Cost questions and what to disclose
Cost is the question most operators handle poorly. Families want a number, not a range, and they want to know what is included. Best practice on the first call is to give the all-in starting rate for the lowest care level, name the three most common add-ons (medication management, incontinence care, two-person transfer assistance), and quote the typical community fee on move-in. National median assisted living cost in 2024 was about $5,350 per month per the Genworth Cost of Care Survey, so quoting a regional figure helps the family anchor.
Level-of-care and assessment questions
Families ask whether the community can handle their parent because they fear having to move again. Operators should be specific about what the community can handle (independent ADLs with cueing, two-person transfers, scheduled medications, mild memory changes) and what it cannot (skilled nursing, IV therapy, severe behaviors). The assessment is typically a clinical visit by the community nurse using a standardized tool, often within forty-eight hours of the family's tour.
Visiting hours and family policy
Federal nursing home guidance under 42 CFR 483.10 protects resident rights including visitation, and many state assisted living rules echo this.

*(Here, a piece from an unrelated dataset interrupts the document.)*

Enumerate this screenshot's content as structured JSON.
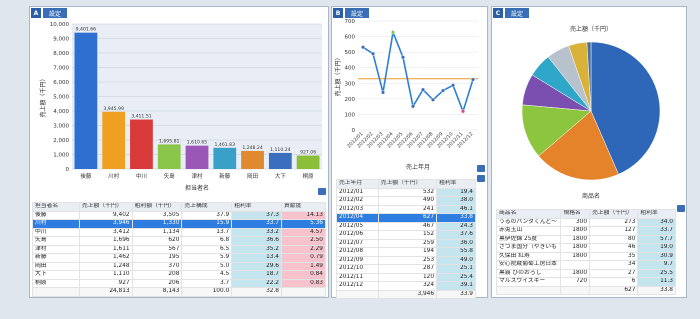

Operators should tell first-call families that visitation is open during reasonable hours, that there are no pre-scheduling requirements for family, and that overnight stays may be possible with notice.
What a good first call sounds like
A strong first call confirms availability, gives a specific monthly cost with inclusions, names what the community can and cannot handle clinically, walks the family through the assessment, and ends with two specific tour times. Generic answers ("it depends on your loved one's needs") signal an unprepared team and drive the family to the next community on their list.